Vu les autres pièces du dossier.
Vu :
- la convention européenne de sauvegarde des droits de l'homme et des libertés fondamentales ;
- l'arrêté du 4 décembre 2015 portant approbation du règlement intérieur de l'Ecole nationale d'administration ;
- le décret n° 2020-1406 du 18 novembre 2020 ;
- le code de justice administrative.
Les parties ont été régulièrement averties du jour de l'audience.
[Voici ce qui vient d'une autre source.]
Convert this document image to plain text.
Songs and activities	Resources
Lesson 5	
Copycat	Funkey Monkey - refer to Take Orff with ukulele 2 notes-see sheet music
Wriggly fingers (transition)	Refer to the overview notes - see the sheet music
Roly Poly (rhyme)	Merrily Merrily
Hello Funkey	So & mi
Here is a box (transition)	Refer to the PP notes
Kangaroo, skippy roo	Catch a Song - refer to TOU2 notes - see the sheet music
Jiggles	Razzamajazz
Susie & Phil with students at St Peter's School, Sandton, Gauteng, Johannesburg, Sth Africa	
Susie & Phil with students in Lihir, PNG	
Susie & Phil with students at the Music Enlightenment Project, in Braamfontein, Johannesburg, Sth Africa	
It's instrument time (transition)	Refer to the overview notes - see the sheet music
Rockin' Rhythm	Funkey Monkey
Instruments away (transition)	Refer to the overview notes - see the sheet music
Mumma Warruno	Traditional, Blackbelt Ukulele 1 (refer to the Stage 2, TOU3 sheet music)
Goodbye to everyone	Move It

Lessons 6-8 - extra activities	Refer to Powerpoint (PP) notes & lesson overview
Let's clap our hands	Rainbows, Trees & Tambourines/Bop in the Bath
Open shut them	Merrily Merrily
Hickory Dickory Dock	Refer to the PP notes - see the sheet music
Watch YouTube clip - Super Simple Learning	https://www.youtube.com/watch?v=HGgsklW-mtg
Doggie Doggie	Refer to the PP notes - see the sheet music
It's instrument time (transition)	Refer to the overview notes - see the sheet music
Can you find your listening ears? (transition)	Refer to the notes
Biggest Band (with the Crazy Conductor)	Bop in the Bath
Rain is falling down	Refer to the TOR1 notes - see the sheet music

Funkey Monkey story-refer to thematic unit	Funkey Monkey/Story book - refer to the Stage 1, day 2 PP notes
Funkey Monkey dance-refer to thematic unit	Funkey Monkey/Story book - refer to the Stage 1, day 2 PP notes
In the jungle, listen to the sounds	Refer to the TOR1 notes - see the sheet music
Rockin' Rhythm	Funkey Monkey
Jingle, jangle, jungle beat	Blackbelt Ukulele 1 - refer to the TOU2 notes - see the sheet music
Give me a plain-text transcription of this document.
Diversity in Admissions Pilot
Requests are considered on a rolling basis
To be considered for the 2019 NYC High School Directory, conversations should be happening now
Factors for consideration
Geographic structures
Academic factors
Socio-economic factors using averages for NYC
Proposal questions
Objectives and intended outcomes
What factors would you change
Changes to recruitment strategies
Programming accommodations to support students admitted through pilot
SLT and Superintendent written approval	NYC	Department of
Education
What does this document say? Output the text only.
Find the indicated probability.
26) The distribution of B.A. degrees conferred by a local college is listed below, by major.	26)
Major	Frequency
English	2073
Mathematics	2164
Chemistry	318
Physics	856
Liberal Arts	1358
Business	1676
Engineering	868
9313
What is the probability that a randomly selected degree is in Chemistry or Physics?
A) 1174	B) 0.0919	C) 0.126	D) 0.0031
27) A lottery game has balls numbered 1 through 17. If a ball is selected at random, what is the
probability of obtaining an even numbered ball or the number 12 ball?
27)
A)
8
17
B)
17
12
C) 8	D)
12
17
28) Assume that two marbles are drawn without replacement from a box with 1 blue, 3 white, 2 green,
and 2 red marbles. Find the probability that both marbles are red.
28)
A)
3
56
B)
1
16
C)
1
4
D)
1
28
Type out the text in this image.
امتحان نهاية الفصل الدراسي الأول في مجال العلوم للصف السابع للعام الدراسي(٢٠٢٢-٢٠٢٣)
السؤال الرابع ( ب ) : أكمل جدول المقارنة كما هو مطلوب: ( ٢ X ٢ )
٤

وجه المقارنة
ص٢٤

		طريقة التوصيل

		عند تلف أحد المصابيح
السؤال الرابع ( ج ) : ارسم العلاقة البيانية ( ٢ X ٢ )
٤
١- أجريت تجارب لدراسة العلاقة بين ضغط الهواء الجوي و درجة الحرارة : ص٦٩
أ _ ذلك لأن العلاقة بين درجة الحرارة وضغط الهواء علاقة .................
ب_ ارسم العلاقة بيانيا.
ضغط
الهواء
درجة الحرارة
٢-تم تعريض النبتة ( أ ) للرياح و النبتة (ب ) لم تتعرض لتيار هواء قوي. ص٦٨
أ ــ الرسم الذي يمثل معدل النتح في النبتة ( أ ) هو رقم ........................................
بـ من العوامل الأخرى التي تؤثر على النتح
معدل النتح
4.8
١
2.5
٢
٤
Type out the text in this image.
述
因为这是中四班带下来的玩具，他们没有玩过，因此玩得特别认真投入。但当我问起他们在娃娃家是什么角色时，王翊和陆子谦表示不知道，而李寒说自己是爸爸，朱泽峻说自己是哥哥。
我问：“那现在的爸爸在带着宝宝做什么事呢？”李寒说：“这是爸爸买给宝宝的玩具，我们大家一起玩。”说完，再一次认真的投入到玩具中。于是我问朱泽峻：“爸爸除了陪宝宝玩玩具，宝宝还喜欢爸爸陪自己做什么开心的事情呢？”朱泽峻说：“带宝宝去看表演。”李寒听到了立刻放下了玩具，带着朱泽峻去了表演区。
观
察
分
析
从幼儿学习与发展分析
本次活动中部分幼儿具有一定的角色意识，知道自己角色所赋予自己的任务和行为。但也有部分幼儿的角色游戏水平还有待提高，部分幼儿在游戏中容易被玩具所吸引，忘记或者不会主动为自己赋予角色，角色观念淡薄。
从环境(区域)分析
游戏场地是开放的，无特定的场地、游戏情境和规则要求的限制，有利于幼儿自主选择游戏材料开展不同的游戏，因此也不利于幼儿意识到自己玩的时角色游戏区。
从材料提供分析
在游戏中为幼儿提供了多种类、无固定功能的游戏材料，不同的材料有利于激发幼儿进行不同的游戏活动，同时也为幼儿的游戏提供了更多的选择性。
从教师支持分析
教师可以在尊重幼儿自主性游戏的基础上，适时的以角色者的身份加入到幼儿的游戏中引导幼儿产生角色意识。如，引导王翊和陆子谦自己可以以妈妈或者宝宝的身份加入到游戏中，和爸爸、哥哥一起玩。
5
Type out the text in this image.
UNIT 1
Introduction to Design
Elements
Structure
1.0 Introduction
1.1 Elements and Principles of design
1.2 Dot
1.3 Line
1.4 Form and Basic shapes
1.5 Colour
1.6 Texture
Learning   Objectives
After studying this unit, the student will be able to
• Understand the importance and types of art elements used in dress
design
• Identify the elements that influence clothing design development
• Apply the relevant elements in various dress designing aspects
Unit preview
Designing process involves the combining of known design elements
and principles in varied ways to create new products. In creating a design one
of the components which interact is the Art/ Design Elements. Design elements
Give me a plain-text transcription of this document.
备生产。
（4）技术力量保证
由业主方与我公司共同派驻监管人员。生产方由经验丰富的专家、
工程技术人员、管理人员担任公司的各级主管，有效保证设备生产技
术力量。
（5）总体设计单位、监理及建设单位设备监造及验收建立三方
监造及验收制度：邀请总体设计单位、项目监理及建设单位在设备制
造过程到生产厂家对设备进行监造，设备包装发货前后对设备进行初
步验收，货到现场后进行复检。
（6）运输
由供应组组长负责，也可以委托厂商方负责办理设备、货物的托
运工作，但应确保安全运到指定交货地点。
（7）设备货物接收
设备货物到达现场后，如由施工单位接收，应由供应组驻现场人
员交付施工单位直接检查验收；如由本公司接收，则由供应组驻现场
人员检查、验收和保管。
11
Ont été entendus au cours de l'audience publique :
- le rapport de M. C...,
- les conclusions de Mme Seibt, rapporteur public,
- et les observations de Me D... pour l'Ecole nationale d'administration.
Considérant ce qui suit :
1. M. E... F... a été admis à l'Ecole nationale d'administration en qualité d'auditeur de la promotion 2017-2019 du mastère spécialisé " Prévention et gestion territoriales des risques ". Se déroulant du 19 octobre 2017 au 4 mai 2018, la formation dispensée était suivie d'une période de stage en administration de huit cent cinquante heures à effectuer entre les mois de juin et décembre 2018 et devait s'achever avec la soutenance, au cours de l'année 2019, d'une thèse professionnelle. Par une décision du 17 décembre 2018, le directeur de l'Ecole nationale d'administration a décidé de suspendre provisoirement le requérant de sa qualité d'auditeur de ce mastère, sur le fondement du deuxième alinéa de l'article 85 de l'arrêté du 4 décembre 2015, portant approbation du règlement intérieur de l'Ecole nationale d'administration, jusqu'à la fin de l'enquête interne diligentée par l'ambassade de France aux Etats-Unis sur le comportement de l'intéressé lors du stage effectué au sein de cette ambassade. Initialement prévu du 2 juillet au 28 décembre 2018, ce stage s'est terminé, de façon anticipée, le 23 novembre 2018 par un avenant du même jour à la convention de stage. Sans attendre l'issue de son recours gracieux, formé par un courrier du 12 février 2019, le requérant a saisi, dès le 19 février suivant, le tribunal administratif de Strasbourg d'une demande tendant, d'une part, à l'annulation de la décision du 17 décembre 2018, d'autre part, à la condamnation de l'Ecole nationale d'administration à lui verser les sommes d'un euro en réparation de son préjudice moral et de 8 500 euros au titre du remboursement de ses frais de scolarité. M. F... relève appel du jugement n° 1901279 du 30 janvier 2020 qui rejette sa demande.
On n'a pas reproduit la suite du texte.